“Blood is blood. He will never descend quite to the level of the men of one generation. I’ve just thought of another yarn.”
“Oh, do tell it! Let us walk.”
They wandered about for an hour or two, pushing through the low forest of fronds and young redwoods, sometimes silent and happy, sometimes planning out the days of their honeymoon, sometimes absorbed in the vast silence, the almost overwhelming suggestion of immensity and power and antiquity of the redwoods.
“They are a thousand years old—some of them.”

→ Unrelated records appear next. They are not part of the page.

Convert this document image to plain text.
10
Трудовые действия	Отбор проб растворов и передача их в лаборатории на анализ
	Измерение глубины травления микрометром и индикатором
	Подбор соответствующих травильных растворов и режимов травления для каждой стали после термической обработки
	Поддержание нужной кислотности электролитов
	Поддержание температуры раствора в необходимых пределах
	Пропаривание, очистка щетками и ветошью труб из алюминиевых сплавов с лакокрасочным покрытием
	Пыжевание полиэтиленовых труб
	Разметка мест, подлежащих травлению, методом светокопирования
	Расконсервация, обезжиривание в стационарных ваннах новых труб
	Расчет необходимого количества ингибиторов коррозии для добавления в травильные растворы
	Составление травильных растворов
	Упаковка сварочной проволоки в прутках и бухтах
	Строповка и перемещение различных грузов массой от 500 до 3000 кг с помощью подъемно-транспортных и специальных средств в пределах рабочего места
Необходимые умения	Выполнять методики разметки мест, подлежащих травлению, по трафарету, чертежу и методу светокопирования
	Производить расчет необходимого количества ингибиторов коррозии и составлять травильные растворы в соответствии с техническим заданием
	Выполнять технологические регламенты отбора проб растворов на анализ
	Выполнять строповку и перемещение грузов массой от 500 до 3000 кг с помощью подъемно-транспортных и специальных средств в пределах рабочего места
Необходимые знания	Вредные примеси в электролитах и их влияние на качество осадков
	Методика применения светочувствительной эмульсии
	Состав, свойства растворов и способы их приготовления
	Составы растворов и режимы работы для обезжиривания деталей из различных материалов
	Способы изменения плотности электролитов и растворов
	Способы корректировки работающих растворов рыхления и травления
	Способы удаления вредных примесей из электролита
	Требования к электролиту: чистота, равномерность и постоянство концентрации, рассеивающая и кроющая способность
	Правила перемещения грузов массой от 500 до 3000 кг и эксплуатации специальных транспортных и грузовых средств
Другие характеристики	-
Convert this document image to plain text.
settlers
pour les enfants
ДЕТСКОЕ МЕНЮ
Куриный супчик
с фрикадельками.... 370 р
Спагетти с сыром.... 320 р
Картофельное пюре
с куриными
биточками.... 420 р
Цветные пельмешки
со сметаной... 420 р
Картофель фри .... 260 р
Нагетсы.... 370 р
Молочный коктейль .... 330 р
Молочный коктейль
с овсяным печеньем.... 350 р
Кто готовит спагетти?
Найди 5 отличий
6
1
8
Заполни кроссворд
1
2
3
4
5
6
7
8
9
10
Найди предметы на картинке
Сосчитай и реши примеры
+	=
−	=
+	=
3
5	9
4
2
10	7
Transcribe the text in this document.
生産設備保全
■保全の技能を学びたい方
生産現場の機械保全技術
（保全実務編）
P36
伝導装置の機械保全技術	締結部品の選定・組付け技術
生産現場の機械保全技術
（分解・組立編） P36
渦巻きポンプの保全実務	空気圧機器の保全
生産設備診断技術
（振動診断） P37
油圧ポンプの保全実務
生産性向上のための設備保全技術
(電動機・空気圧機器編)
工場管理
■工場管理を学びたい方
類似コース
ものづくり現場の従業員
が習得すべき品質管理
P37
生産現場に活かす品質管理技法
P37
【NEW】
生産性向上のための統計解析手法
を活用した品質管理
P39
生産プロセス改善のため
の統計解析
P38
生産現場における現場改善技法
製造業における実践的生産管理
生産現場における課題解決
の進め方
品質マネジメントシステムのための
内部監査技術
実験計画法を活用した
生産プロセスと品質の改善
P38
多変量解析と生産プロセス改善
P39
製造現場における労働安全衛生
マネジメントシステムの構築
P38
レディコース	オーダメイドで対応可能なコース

“They are so new to me that I can hardly realise their age. But they make the rest of the world seem a thousand miles away, and there is something about them that agitates soul and sense, and promises—almost everything. If Trennahan won’t lend us his house, we’ll come here and camp out.”
They went down to the flashing creek whose walls were brilliant with green and scarlet, and counted the fish, Cecil hungrily sighing for a rod.
“I’ll let you fish during the honeymoon—you remember, I promised—but only one hour in the morning and another in the afternoon.”
“I see you are determined to make a good wife without sacrificing your precious individuality. But, my dear, we must go.”
As they descended the mountain out of the redwoods, Cecil looked back with a sigh. “If we had only seen something,” he said. “I have talked so much sport to-day that I’m all on fire again for my grizzly.”